For years, green certifications have stood in as proof of sustainability—but industry confidence in that model is clearly slipping. The Royal Institution of Chartered Surveyors’ 2025 Sustainability Report shows global demand for sustainable buildings has dropped from 41% to 30% in just one year.
The reason isn’t resistance to sustainability itself. Instead, frustration is growing over high upfront costs, unpredictable returns, and inconsistent follow-through. Crucially, 47% of construction professionals now admit they don’t track carbon emissions on their projects—a higher percentage than last year. That’s raising serious questions about how much certified buildings are actually delivering, both environmentally and financially.

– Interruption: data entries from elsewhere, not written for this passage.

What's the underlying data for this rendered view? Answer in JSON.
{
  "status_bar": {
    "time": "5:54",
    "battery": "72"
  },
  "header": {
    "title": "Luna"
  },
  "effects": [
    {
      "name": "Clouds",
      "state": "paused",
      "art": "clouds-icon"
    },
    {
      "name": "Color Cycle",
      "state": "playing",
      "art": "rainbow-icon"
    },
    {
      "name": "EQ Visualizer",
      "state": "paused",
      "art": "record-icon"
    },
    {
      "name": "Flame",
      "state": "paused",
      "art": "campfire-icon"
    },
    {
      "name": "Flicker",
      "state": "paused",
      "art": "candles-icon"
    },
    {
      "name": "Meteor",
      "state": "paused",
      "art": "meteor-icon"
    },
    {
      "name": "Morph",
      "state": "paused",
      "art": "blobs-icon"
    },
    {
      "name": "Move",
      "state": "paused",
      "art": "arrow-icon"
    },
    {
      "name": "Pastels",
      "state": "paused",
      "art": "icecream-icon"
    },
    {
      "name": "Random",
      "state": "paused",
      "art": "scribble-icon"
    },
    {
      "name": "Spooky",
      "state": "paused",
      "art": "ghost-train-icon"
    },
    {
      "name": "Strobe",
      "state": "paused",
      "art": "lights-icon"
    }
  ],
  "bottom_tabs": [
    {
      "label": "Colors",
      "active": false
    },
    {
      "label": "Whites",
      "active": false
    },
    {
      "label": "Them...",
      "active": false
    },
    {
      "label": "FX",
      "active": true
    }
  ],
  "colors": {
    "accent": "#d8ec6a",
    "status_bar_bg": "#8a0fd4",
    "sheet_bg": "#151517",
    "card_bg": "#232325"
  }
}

According to energy optimisation firm Exergio, the issue isn’t just a lack of will—it’s a lack of structure. They point to a pattern of missed opportunities caused by three overlapping failures: unclear ROI, softening market demand, and limited accountability once buildings are handed over.
Why Investors Are Pushing for Performance Over Promises
The core of the problem lies in return on investment. Between one-third and nearly half of investors and developers say uncertain financial benefits are the main reason they’re holding back on sustainability commitments. Certifications alone don’t cut it—particularly when buildings fail to meet energy performance expectations post-occupancy.

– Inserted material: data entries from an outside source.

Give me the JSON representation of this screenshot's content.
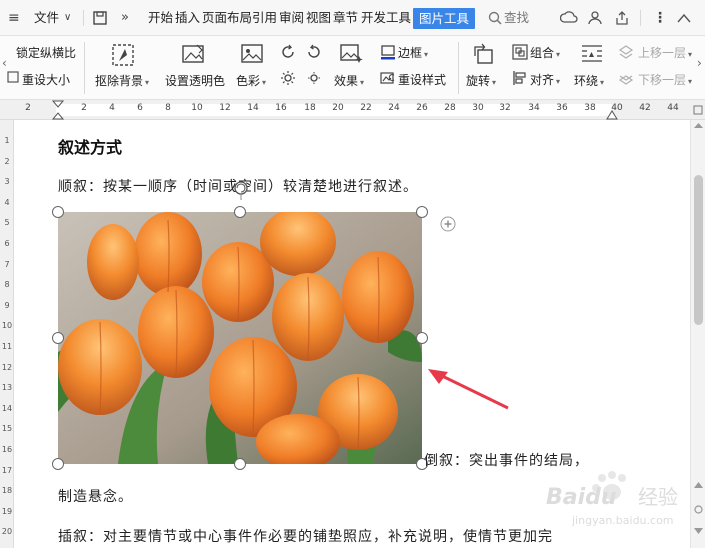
{
  "menubar": {
    "file_menu": "文件",
    "tabs": [
      "开始",
      "插入",
      "页面布局",
      "引用",
      "审阅",
      "视图",
      "章节",
      "开发工具"
    ],
    "active_tab": "图片工具",
    "search_label": "查找"
  },
  "ribbon": {
    "lock_ratio": "锁定纵横比",
    "reset_size": "重设大小",
    "remove_bg": "抠除背景",
    "set_transparent": "设置透明色",
    "color": "色彩",
    "effect": "效果",
    "border": "边框",
    "reset_style": "重设样式",
    "rotate": "旋转",
    "group": "组合",
    "align": "对齐",
    "wrap": "环绕",
    "bring_forward": "上移一层",
    "send_backward": "下移一层"
  },
  "ruler": {
    "h_labels": [
      "2",
      "2",
      "4",
      "6",
      "8",
      "10",
      "12",
      "14",
      "16",
      "18",
      "20",
      "22",
      "24",
      "26",
      "28",
      "30",
      "32",
      "34",
      "36",
      "38",
      "40",
      "42",
      "44"
    ],
    "v_labels": [
      "1",
      "2",
      "3",
      "4",
      "5",
      "6",
      "7",
      "8",
      "9",
      "10",
      "11",
      "12",
      "13",
      "14",
      "15",
      "16",
      "17",
      "18",
      "19",
      "20"
    ]
  },
  "document": {
    "heading": "叙述方式",
    "para1": "顺叙：按某一顺序（时间或空间）较清楚地进行叙述。",
    "para2_inline": "倒叙：突出事件的结局，",
    "para2_cont": "制造悬念。",
    "para3": "插叙：对主要情节或中心事件作必要的铺垫照应，补充说明，使情节更加完"
  },
  "watermark": {
    "brand": "Baidu",
    "sub": "经验",
    "url": "jingyan.baidu.com"
  },
  "colors": {
    "accent": "#3a86e8",
    "arrow": "#e8394a"
  }
}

The result? A shift in perception: sustainability becomes a cost line item, not a value generator. Exergio argues that AI-based energy optimization is one way to close this credibility gap. In some commercial buildings, fine-tuning systems in real-time has slashed energy use by up to 30%, yielding savings that exceed $1 million annually.
That’s the kind of measurable outcome investors want. It’s less about marketing a net-zero ambition and more about proving ongoing operational efficiency with real data.
At the same time, the RICS report notes a growing split in market priorities. Occupiers focus on what they can feel—air quality, temperature control, and actual energy savings. Investors, on the other hand, still rely on third-party labels and risk metrics, even when those indicators don’t reflect how a building really performs.
This disconnect has led to a rise in ‘greenwashed’ assets: buildings that meet certification thresholds at handover, but lose sustainability value in day-to-day use. Skills gaps only worsen the issue. Most professionals still feel unprepared to conduct full life-cycle carbon assessments, and many say sustainability scores have little real influence on their design process.
Exergio sees tech as a bridge. With automated optimisation tools, building systems can be monitored and adjusted continuously, helping projects stay aligned with both investor expectations and occupier needs—long after the ribbon is cut.
If sustainability is to deliver real results, the industry needs to move beyond static certifications and start treating performance as a living metric.